When we think about vaccine injuries such as autism and epilepsy, we generally consider a direct assault on the brain. But the reality may be far different where injury begins in the gut, leading to brain damage. This article will explore potential mechanisms of gut-brain injuries by vaccination.
As with Parts 1 and 2, we’ll consider individual microbial predisposition as crucial to susceptibility to intestinal injury. The theory is that protective microbes such as Bifidobacteria are why some people appear to escape injury while others are not so fortunate.
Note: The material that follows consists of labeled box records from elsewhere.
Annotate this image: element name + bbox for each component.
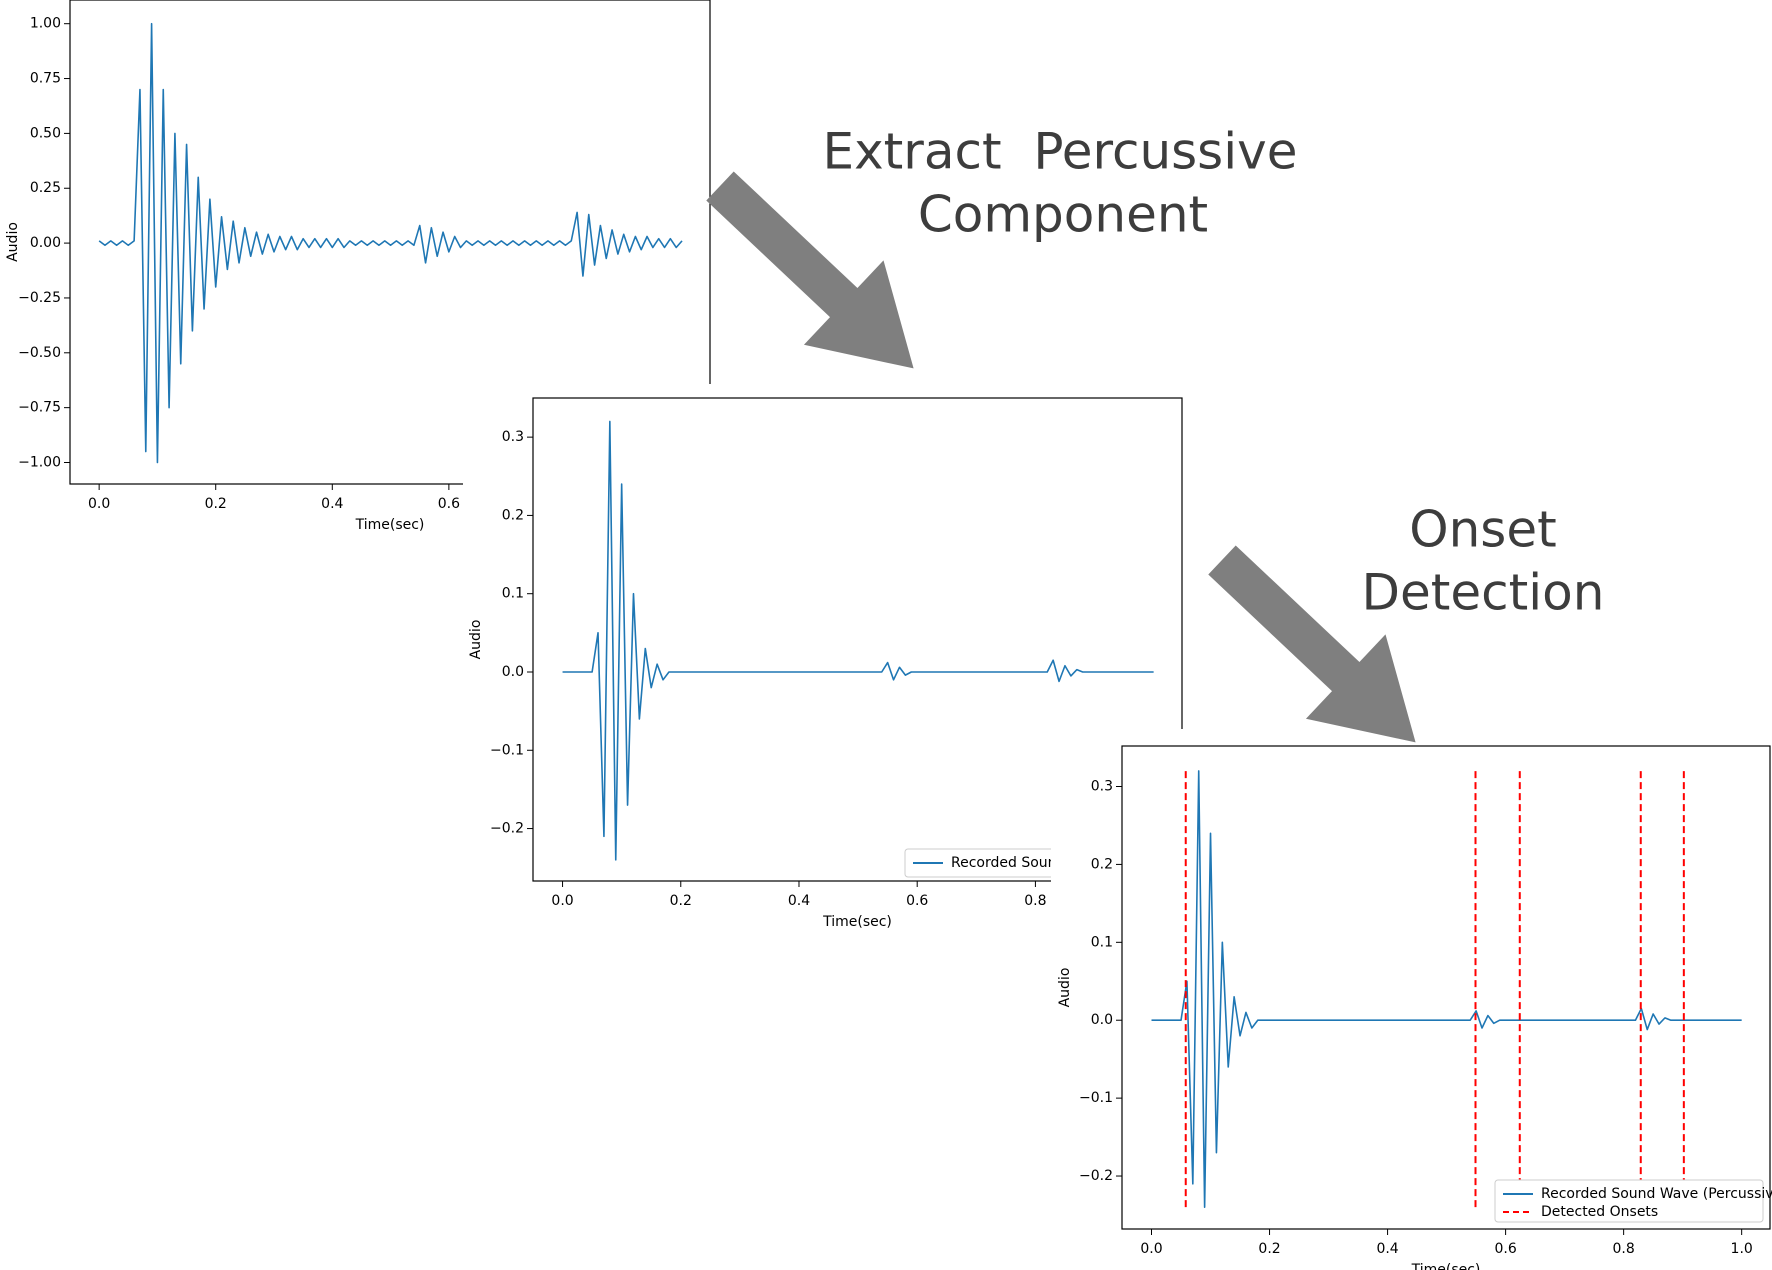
x-tick-label: 0.6: [438, 496, 460, 512]
y-tick-label: 0.0: [502, 664, 524, 680]
annotation: Extract Percussive: [823, 123, 1298, 181]
y-tick-label: 0.3: [1091, 779, 1113, 795]
y-axis-label: Audio: [5, 222, 21, 262]
annotation: Detection: [1362, 564, 1605, 622]
x-axis-label: Time(sec): [822, 914, 892, 930]
x-tick-label: 0.6: [1494, 1241, 1516, 1257]
y-tick-label: −0.25: [18, 290, 61, 306]
y-axis-label: Audio: [468, 620, 484, 660]
wave-line: [562, 420, 1154, 861]
y-tick-label: 0.2: [1091, 856, 1113, 872]
charts: 1.00 0.75 0.50 0.25 0.00 −0.25 −0.50 −0.75 −1.00…: [5, 0, 1772, 1270]
chart: 0.3 0.2 0.1 0.0 −0.1 −0.2 0.0 0.2 0.4 0.6 0.8 1.0 Ti…: [1051, 729, 1772, 1270]
y-tick-label: 0.50: [30, 125, 61, 141]
y-tick-label: −0.2: [1079, 1168, 1113, 1184]
plot-frame: [532, 397, 1183, 882]
y-tick-label: 0.25: [30, 180, 61, 196]
y-tick-label: 0.1: [1091, 934, 1113, 950]
plot-frame: [1121, 745, 1771, 1230]
annotation: Component: [918, 186, 1208, 244]
x-tick-label: 0.4: [788, 893, 810, 909]
y-tick-label: 0.3: [502, 429, 524, 445]
wave-line: [1151, 770, 1742, 1208]
y-tick-label: 0.2: [502, 507, 524, 523]
wave-line: [98, 22, 683, 464]
plot-frame: [69, 0, 711, 485]
x-tick-label: 0.4: [321, 496, 343, 512]
x-tick-label: 0.6: [906, 893, 928, 909]
arrow: [706, 171, 914, 369]
y-tick-label: −0.1: [490, 742, 524, 758]
annotation: Onset: [1409, 501, 1556, 559]
legend-box: [1494, 1179, 1764, 1223]
y-tick-label: −0.50: [18, 345, 61, 361]
x-tick-label: 0.4: [1376, 1241, 1398, 1257]
x-axis-label: Time(sec): [355, 517, 425, 533]
x-tick-label: 0.8: [1024, 893, 1046, 909]
arrow-shape: [706, 171, 914, 369]
y-tick-label: 0.1: [502, 586, 524, 602]
x-tick-label: 0.0: [551, 893, 573, 909]
x-tick-label: 0.0: [88, 496, 110, 512]
x-tick-label: 1.0: [1731, 1241, 1753, 1257]
x-axis-label: Time(sec): [1411, 1262, 1481, 1270]
y-tick-label: 0.00: [30, 235, 61, 251]
legend-label: Recorded Sound Wave (Percussive): [1541, 1186, 1772, 1202]
x-tick-label: 0.2: [1258, 1241, 1280, 1257]
arrow: [1208, 545, 1416, 743]
y-tick-label: −0.75: [18, 400, 61, 416]
y-tick-label: −0.1: [1079, 1090, 1113, 1106]
legend-label: Detected Onsets: [1541, 1204, 1658, 1220]
y-tick-label: 1.00: [30, 16, 61, 32]
legend-label: Recorded Sound: [951, 855, 1065, 871]
x-tick-label: 0.8: [1613, 1241, 1635, 1257]
arrow-shape: [1208, 545, 1416, 743]
x-tick-label: 0.0: [1140, 1241, 1162, 1257]
chart: 1.00 0.75 0.50 0.25 0.00 −0.25 −0.50 −0.75 −1.00…: [5, 0, 711, 533]
y-tick-label: 0.75: [30, 71, 61, 87]
x-tick-label: 0.2: [205, 496, 227, 512]
y-tick-label: 0.0: [1091, 1012, 1113, 1028]
y-axis-label: Audio: [1057, 968, 1073, 1008]
y-tick-label: −0.2: [490, 821, 524, 837]
x-tick-label: 0.2: [670, 893, 692, 909]
y-tick-label: −1.00: [18, 454, 61, 470]
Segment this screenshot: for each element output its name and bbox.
Neurodegenerative diseases including multiple sclerosis (MS), Parkinson’s and Alzheimer’s are strongly associated with gut dysbiosis where these problems are now thought to begin in the gut.Diabetes and obesity are associated with brain inflammation. Gut-brain is known to be a two-way street, so diabetes and obesity are improved by reversing brain inflammation. In fact, 90% of fibers in the vagus nerve travel from gut to brain, not brain to gut, surprising and unsettling.
So, to consider vaccine injury as beginning in the gut isn’t such a stretch of the imagination. This connection began the controversy about vaccines and autism proposed by Andrew Wakefield. But the message was lost over the years as people focused on Thimerosal and direct damage to the brain by mercury. Yet the MMR vaccine does not and never did contain mercury. There’s something else going on where vaccines harness the body’s immune system, beginning in the gut, making some individuals their own worst enemy.
Studies have attempted to thwart the idea that vaccine injury begins in the gut. This study refuting the relationship of MMR and inflammatory bowel disease (IBD) leading to autism found “only” 20% of subjects received MMR before the onset of gastrointestinal disturbances leading to autism. That’s quite a large percentage! Such gastrointestinal complaints include constipation associated with low blood levels of serotonin. Given current technology, it would be important to know the microbial balance of these subjects to learn if they were absent or reduced in protective anti-inflammatory microbes such as Bifidobacteria.